Incredibly inefficient cat | grep script


 
Thread Tools Search this Thread
Top Forums Shell Programming and Scripting Incredibly inefficient cat | grep script
# 8  
Old 08-14-2014
With your new information, you can speed up Corona's perl solutions with awk:
Code:
pipesplit.pl -l 5000 awk 'FILENAME=="-" {A[$1]; next} ($1 in A)' - FS="," production_list.csv < accurate_list.csv

The hash lookups are faster than an RE that can match anywhere in the lines.
Also, increasing the 5000 by a factor 10 will increase speed (and memory consumption) by the same factor.
BTW I find the following order more intuitive:
Code:
< accurate_list.csv pipesplit.pl -l 5000 awk 'FILENAME=="-" {A[$1]; next} ($1 in A)' - FS="," production_list.csv


Last edited by MadeInGermany; 08-14-2014 at 08:40 AM.. Reason: added the missing FS=","
This User Gave Thanks to MadeInGermany For This Post:
# 9  
Old 08-14-2014
Quote:
Originally Posted by Chubler_XL
Off topic a little (apologies to the OP), but I love this util Corona688!

I was wondering if it could be done as a bash script. I came up with the script below.
Thank you! Not my first crack at that problem, just the first one good enough to bother reusing.

I wrote it in Perl since a while read LINE loop isn't terribly efficient when thousands to millions of lines are involved. [edit: Actually, I wrote perl since the original read raw binary...] This probably doesn't matter when the grep is going to be taking so much longer anyway. Smilie I see what you mean about that bug. I should be opening the process after a line is read, not before.

That's a nice translation, and putting the args in getopt makes it look so much more standard/official.

I really don't like the look of that eval, though. Eval would have made my life easier in perl too, but I worked hard to avoid it, to keep things safe and sane -- it will do weird things like eating quotes, evaluating accidental expressions, mangling things containing $, executing backticks, stopping at # considering it a comment, etc. Even if it takes 30 lines of code to do the same thing without it, that'd be better. Or maybe the value should be exported to the environment. I'll see what I can do...
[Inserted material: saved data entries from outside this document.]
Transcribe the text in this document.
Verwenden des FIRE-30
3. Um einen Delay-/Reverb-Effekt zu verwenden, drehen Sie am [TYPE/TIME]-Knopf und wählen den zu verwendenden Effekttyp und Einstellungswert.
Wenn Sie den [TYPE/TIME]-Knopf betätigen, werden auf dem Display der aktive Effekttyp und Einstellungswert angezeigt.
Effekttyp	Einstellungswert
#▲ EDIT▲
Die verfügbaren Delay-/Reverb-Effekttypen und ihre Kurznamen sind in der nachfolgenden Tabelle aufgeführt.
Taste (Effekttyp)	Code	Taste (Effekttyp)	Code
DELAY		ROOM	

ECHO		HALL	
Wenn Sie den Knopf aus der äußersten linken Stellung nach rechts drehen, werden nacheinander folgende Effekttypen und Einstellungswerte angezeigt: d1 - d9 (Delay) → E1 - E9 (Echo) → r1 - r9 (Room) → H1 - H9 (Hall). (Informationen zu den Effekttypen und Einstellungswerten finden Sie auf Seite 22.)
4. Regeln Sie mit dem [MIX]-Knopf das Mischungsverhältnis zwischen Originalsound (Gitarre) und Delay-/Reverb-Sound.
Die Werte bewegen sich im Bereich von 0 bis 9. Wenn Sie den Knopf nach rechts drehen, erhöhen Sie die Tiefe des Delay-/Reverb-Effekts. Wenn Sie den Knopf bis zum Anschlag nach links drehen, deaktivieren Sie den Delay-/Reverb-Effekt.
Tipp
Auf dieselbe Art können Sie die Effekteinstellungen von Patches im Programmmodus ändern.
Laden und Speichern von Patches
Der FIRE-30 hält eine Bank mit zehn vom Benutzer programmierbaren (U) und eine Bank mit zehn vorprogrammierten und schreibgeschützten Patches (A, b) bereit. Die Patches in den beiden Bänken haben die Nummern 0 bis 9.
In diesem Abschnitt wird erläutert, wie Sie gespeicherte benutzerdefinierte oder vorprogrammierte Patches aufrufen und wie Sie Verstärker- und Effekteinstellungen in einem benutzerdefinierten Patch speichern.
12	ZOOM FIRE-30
Last edited by Corona688; 08-14-2014 at 03:08 PM..
# 10  
Old 08-14-2014
This replaces the eval with a safer text replacement loop. I've also turned fname into FNAME since I'm exporting it to the environment as an afterthought. Otherwise your code looks terrific.

Code:
#!/bin/bash
lines=1000
ccount=0

# Convert "command" "-flag" "@FNAME@" into "command" "-flag" "000001"
# uses $FNAME external.  Result is in ARGS array.
parsecmd() {
        local N=0
        ARGS=()
        while [ "$#" -gt 0 ]
        do
                ARGS[$((N++))]="${1//@FNAME@/${FNAME}}"
                shift
        done
}

while getopts l: opt 2> /dev/null
do
    case $opt in
        l) lines=$OPTARG ;;
        *) echo "Illegal option -$opt" >&2
           exit 1
        ;;
    esac
done
shift $((OPTIND-1))

if [ $# -le 0 ]
then
    cat >&2 <<EOF
linesplit:  Designed to read from standard input
            and split into multiple streams, running one command per loop
            and writing into its STDIN.  @FNAME@ is available as an
            sequence number if needed.

syntax:  linesplit [-l lines] command arguments @FNAME@ ...
EOF
    exit 1
fi

while [[ ${PIPESTATUS[0]} != 33 ]]
do
    ((ccount++))
    printf -v FNAME "%08d" $ccount
    export FNAME
    parsecmd "$@" # Convert @FNAME@ into $FNAME, put in ${ARGS[@]}

    for((n=0; n<lines; n++))
    do
        read line && echo "$line" || exit 33
    done | "${ARGS[@]}"
done

printf "Wrote %'d full chunks of %'d lines\n" $((ccount-1)) $lines >&2

# 11  
Old 08-14-2014
I was thinking of the [command] parameter as being a lot like that implemented by ssh: which also has all the eval issues you mentioned. I find the double expansion of ssh a pain, but at least there is a precedent for this sort of thing (su -c also comes to mind).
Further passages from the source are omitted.